Drilling isn't exactly something that sounds like perfect videogame material. I personally associate it with DIY: Putting up shelves, hanging doors and hoping you aren't about to drill through an electricity cable. Surprisingly, Mr. DRILLER: Drill Spirits has nothing to do with DIY, which is obviously a good thing.
Drill Spirits continues the series that has already found its way onto a number of systems, offering more of the gameplay that fans will have become accustomed to. For those not in the know, Mr.DRILLER puts you in control of a driller who must drill down through varying depths of multicoloured blocks. When overhead blocks become unstable, they fall, either on your head, killing you, or on top of other blocks, which, if forming a group of four or more same coloured blocks, will make them disappear. To make this trickier you have to be aware of your air level. As time passes your air supply will go down, requiring you to pick up air capsules that are spread out in-between blocks Failure to keep your air supply above zero will result in your driller's death. It's a very simple game mechanic, but it works well.
'this would have worked almost as well on the GBA'
Being a Nintendo DS game, you'd expect some use of the console's Touch Screen, and the Namco have obliged. However, Mr. DRILLER's gameplay doesn't combine well with the stylus. Using the stylus, you move your character around and select the blocks to drill, which is actually easier and more natural to do using the D-Pad and A-Button. The machine's dual screens are both used to display the drilling area, with the upper screen usually full of blocks about to collapse. Even with this dual-screen display it's obvious that this would have worked almost as well on the GBA.
Numerous game modes are available. In single player you have Mission Driller, Pressure Driller, Time Attack Driller and Dristone. Mission Driller is your standard game mode, requiring you to drill to the bottom of stages of varying difficulty. The early stages are pretty simple, but later levels have much deeper drill depths and ramp up the difficulty an awful lot. As well as standard coloured blocks, a number of different blocks are thrown into the mix: X-Blocks require five drills in order to be destroyed and doing so will drain 20% of your air supply; Crystal Blocks will disappear over time, potentially causing blocks to fall from above or below you; and White blocks act like normal blocks, but do not join up to similar coloured blocks. Mission Driller starts off simple, but is really addictive, and the later stages are really challenging. As you progress you unlock more characters (each with varying abilities) and mileage drilled is used an in-game currency, used to purchase power-ups.

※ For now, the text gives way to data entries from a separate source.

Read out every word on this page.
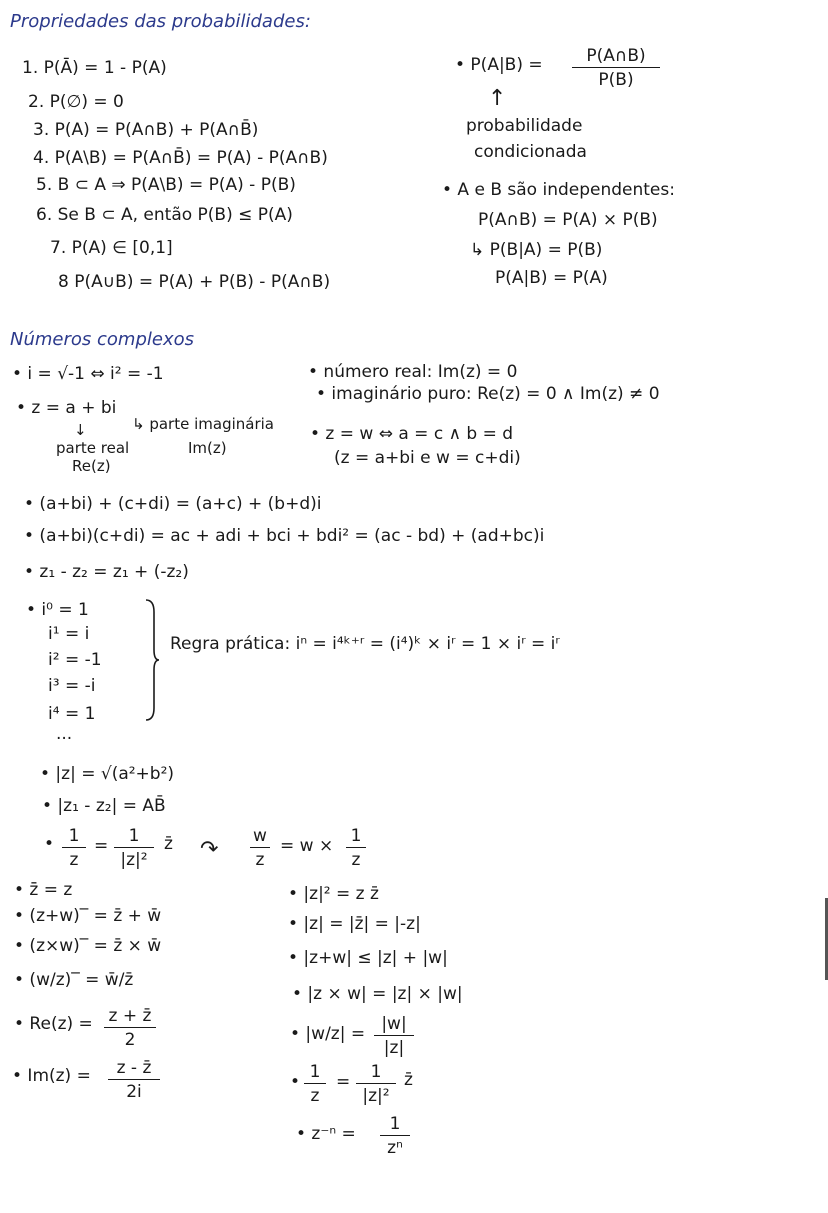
Propriedades das probabilidades:
1. P(Ā) = 1 - P(A)
2. P(∅) = 0
3. P(A) = P(A∩B) + P(A∩B̄)
4. P(A\B) = P(A∩B̄) = P(A) - P(A∩B)
5. B ⊂ A ⇒ P(A\B) = P(A) - P(B)
6. Se B ⊂ A, então P(B) ≤ P(A)
7. P(A) ∈ [0,1]
8 P(A∪B) = P(A) + P(B) - P(A∩B)
• $P(A|B) = \frac{P(A\cap B)}{P(B)}$
↑
probabilidade
condicionada
• A e B são independentes:
P(A∩B) = P(A) × P(B)
↳ P(B|A) = P(B)
P(A|B) = P(A)
Números complexos
• i = √-1 ⇔ i² = -1
• z = a + bi
↳ parte imaginária
Im(z)
↓
parte real
Re(z)
• número real: Im(z) = 0
• imaginário puro: Re(z) = 0 ∧ Im(z) ≠ 0
• z = w ⇔ a = c ∧ b = d
(z = a+bi e w = c+di)
• (a+bi) + (c+di) = (a+c) + (b+d)i
• (a+bi)(c+di) = ac + adi + bci + bdi² = (ac - bd) + (ad+bc)i
• z₁ - z₂ = z₁ + (-z₂)
• i⁰ = 1
i¹ = i
i² = -1
i³ = -i
i⁴ = 1
...
Regra prática: iⁿ = i⁴ᵏ⁺ʳ = (i⁴)ᵏ × iʳ = 1 × iʳ = iʳ
• |z| = √(a²+b²)
• |z₁ - z₂| = AB̄
• $\frac{1}{z} = \frac{1}{\text{|z|²}}$ z̄ ↷ $\frac{w}{z} = w \times \frac{1}{z}$
• z̄̄ = z
• (z+w)‾ = z̄ + w̄
• (z×w)‾ = z̄ × w̄
• (w/z)‾ = w̄/z̄
• $Re(z) = \frac{z + z̄}{2}$
• $Im(z) = \frac{z - z̄}{2i}$
• |z|² = z z̄
• |z| = |z̄| = |-z|
• |z+w| ≤ |z| + |w|
• |z × w| = |z| × |w|
• $|w/z| = \frac{|w|}{|z|}$
• $\frac{1}{z} = \frac{1}{\text{|z|²}}$ z̄
• $z^{-n} = \frac{1}{\text{zⁿ}}$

Pressure Driller gives your driller the power to fire fireballs. This is handy as you have a Destroyer Drill coming after you. If it catches up with you, you'll die, so you need to destroy it before it does. Power capsules charge your power meter, with 3 power capsules required to max the charge at three. The Destroyer Drill will release a number of destroyer blocks (which have the same attributes as the blocks found in Mission Driller) as it drills. These come from three chutes which can be disabled with fireball attacks. Firing at the Destroyer Drill's chutes will completely drain your power meter, but a fireball will inflict more damage if it has a higher charge, making it worth while to wait until your power meter is full. Just as in Mission Driller, more characters become available as stages are completed and power-ups bought in the shop can be used.
Time Trial Driller requires you to make it to a goal within a set time, and Dristone is a quest mode, where you collect power-ups to use as you drill. These are nice bonuses, but you'll spend most of your time with Mission Driller and Pressure Driller. For anyone with friends, you can play in the Driller Race mode with up to four other players. Here you race each other to the goal, collecting and using various power-ups as you go. The good news is that this European version of the game features the single-cart multi-play that was missing from the North American release, meaning that you can race against friends even if they haven't bought the game.
The DS has a number of puzzle games available at launch, with Polarium probably being the pick of the bunch. Mr. DRILLER comes off as a game that doesn't really utilize the console's potential, but the core gameplay is good enough for that not to matter. If you are solely looking for a puzzle title makes good use of the DS's Touch Screen, then this might not be for you, but the lack of original Touch Screen ideas aside, this is a top notch puzzler.